Where in Germany do people eat tart and where do they eat “Torte,” what is the difference between bread and pastry, and exactly what dessert dishes do the Austrians include under the heading of “Mehlspeise”? We had never had such discussions before, but we sat in the café, all equally out of place, our polite behavior, our nice conversation, after a quarter of an hour of this we surely deserved at least an extra helping of whipped cream. We might have been ready to move on if Kaltenburg hadn’t jumped in with a story that was new even to me.

“If my parents are to be believed, I began life as a tumor.”

The painted eyebrows of the old ladies over there by the window shot up. Kaltenburg’s parents married late, nobody thought pregnancy was in the cards, in the first instance they may have been almost as shocked by this news as by the earlier misdiagnosis.

“Fortunately I wasn’t born prematurely, otherwise my father would have seen me as a questionable gift for the rest of his life.” The professor laughed. “I came into this world — and turned their lives completely upside down.”

His upbringing was all the more careful, his parents looking after their unexpected son as though they had a bad conscience about him, the father even accepted the son’s ambition to become a zoologist instead of continuing the line of eminent surgeons named Kaltenburg.

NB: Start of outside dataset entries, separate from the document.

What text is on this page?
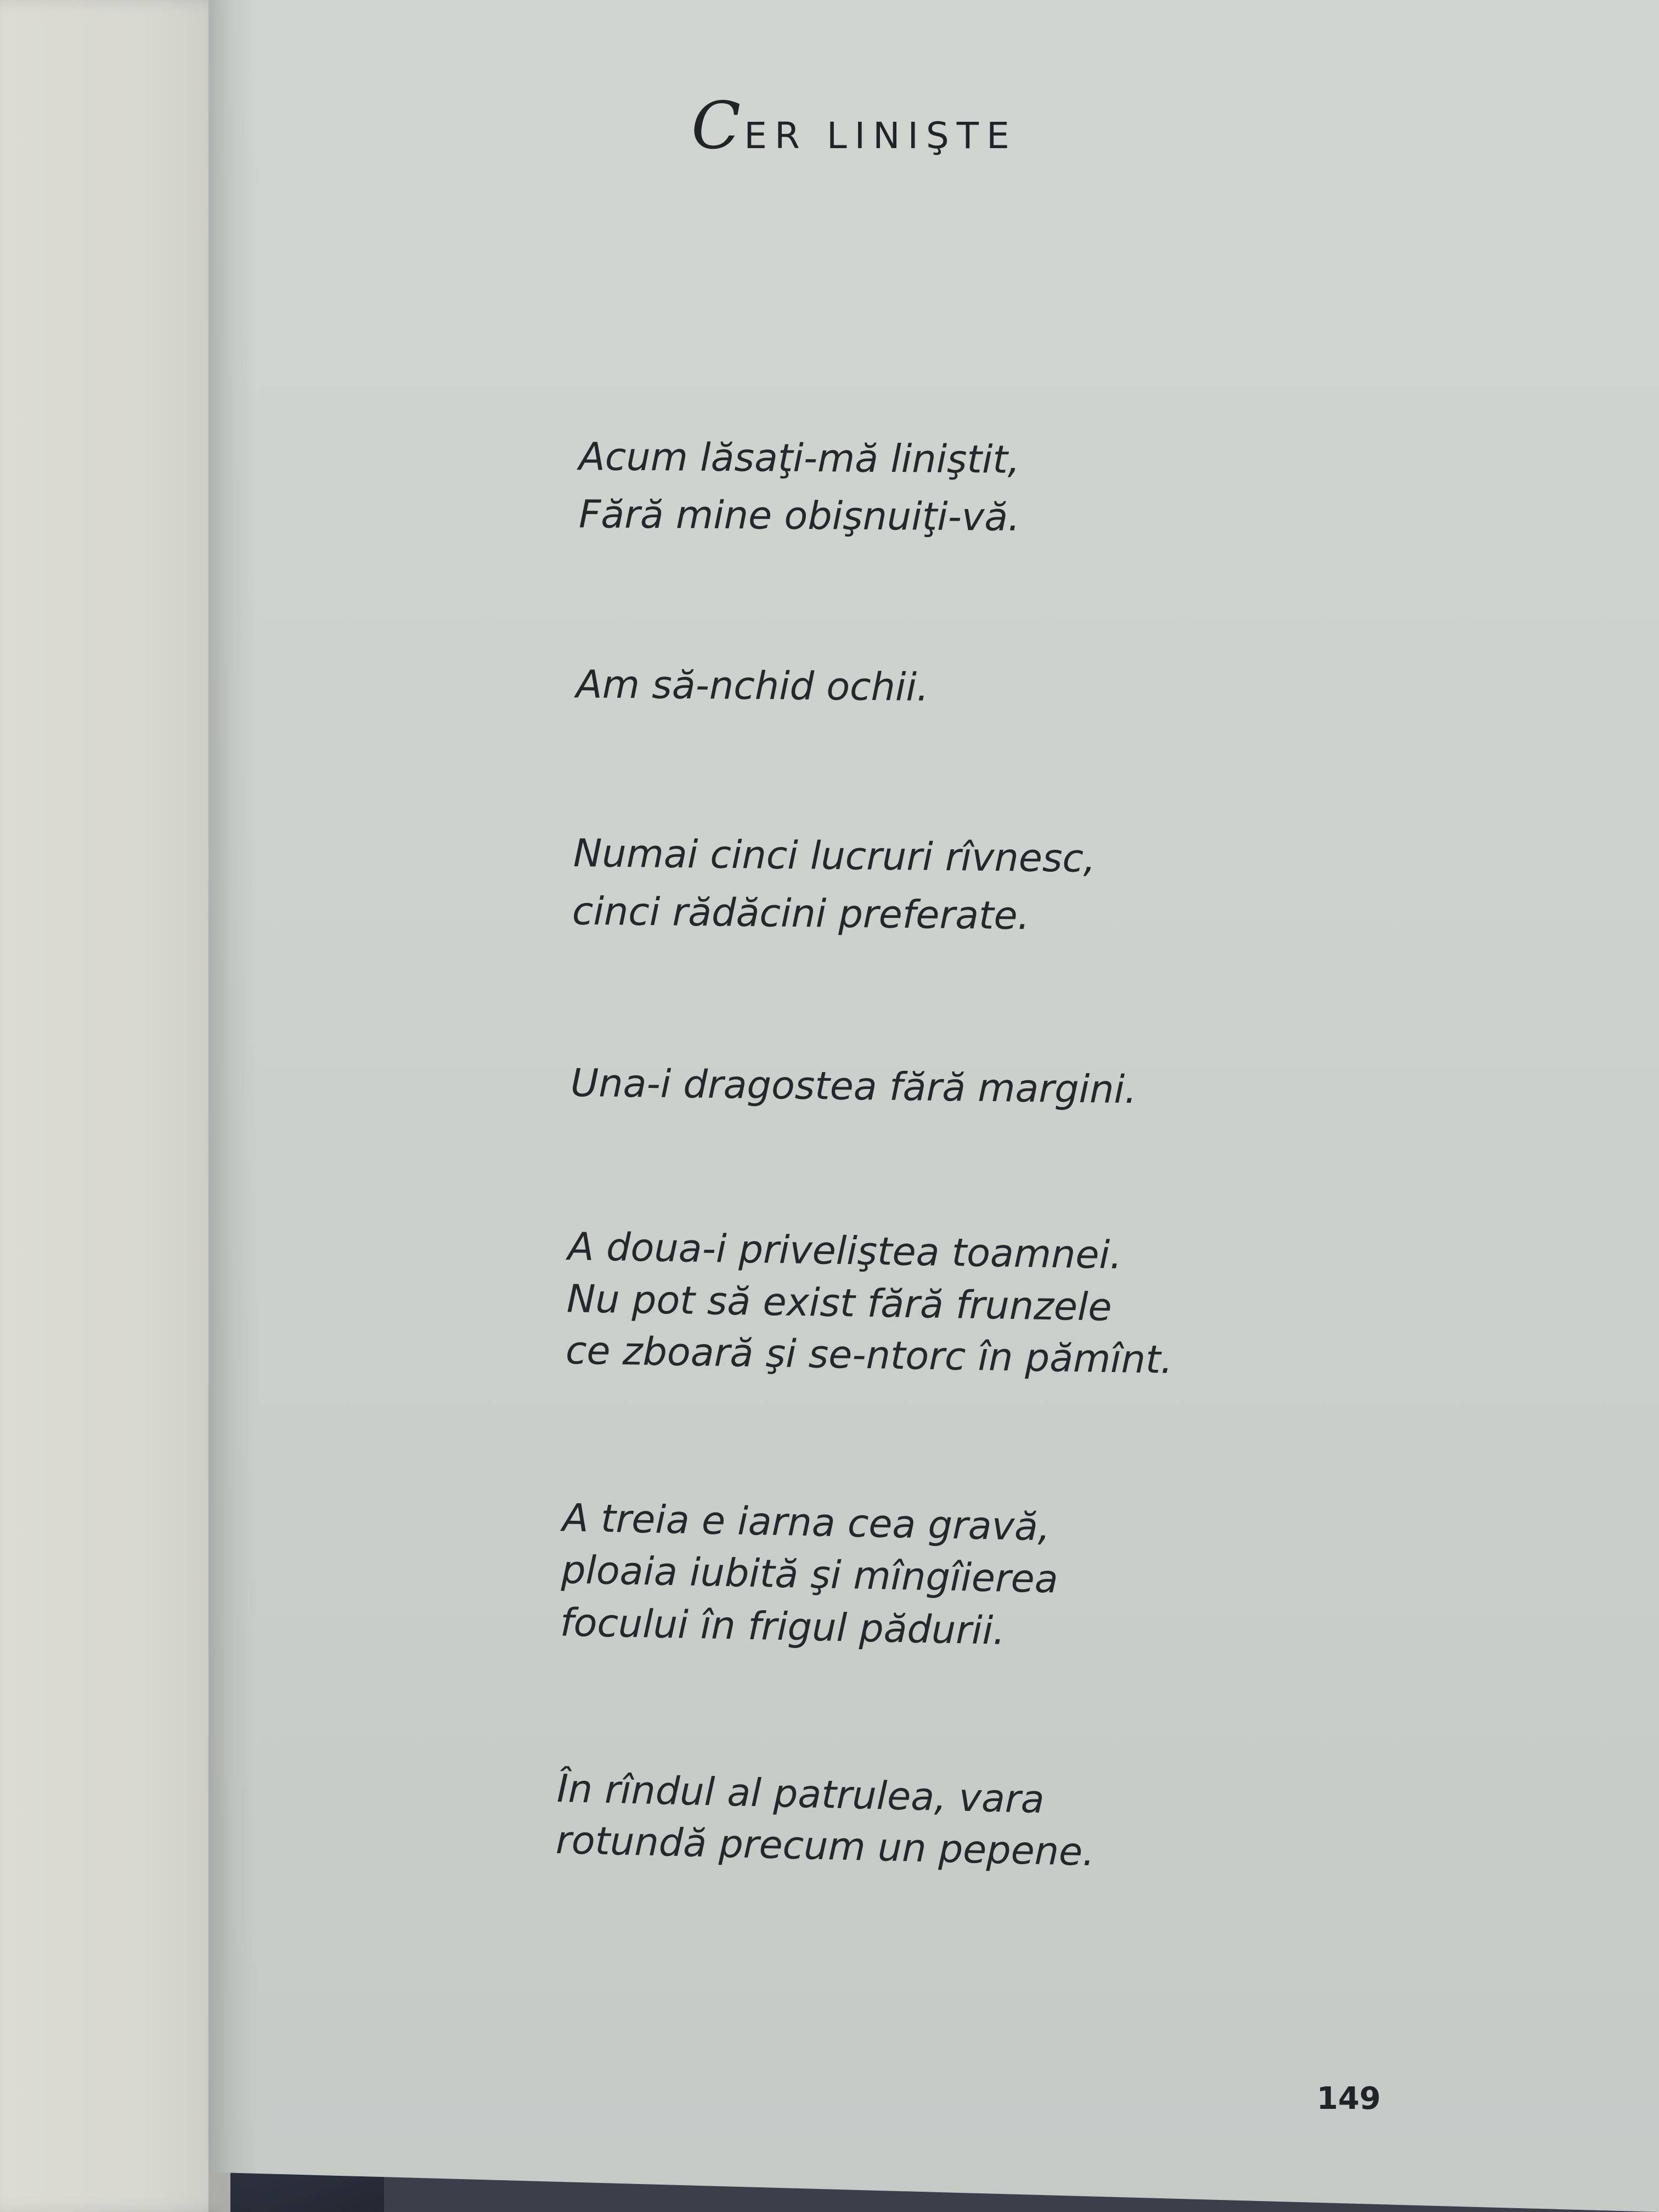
CER LINIŞTE
Acum lăsaţi-mă liniştit,
Fără mine obişnuiţi-vă.
Am să-nchid ochii.
Numai cinci lucruri rîvnesc,
cinci rădăcini preferate.
Una-i dragostea fără margini.
A doua-i priveliştea toamnei.
Nu pot să exist fără frunzele
ce zboară şi se-ntorc în pămînt.
A treia e iarna cea gravă,
ploaia iubită şi mîngîierea
focului în frigul pădurii.
În rîndul al patrulea, vara
rotundă precum un pepene.
149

He shook his head in bewilderment, but he didn’t object. So, for his sake, initially Ludwig Kaltenburg went into medicine.

Klara nodded appreciatively. “But he must be very proud of you today.”

“Even if he were still alive, he certainly wouldn’t be proud of a son who voluntarily moved to Dresden.”

“Your parents are no longer alive?”

“My father didn’t even find out that I had survived the war and been captured by the Russians.”

“The patient who hid the note in his mouth arrived too late.”

“Yes, he arrived too late.”

Klara ate the rest of her cake, the professor looked on.

“Shall I order some more coffee?” He lifted the lid of the pot as though inspecting it carefully to see whether a small mammal was nesting there.

“Animals are just messy, the old man used to say.”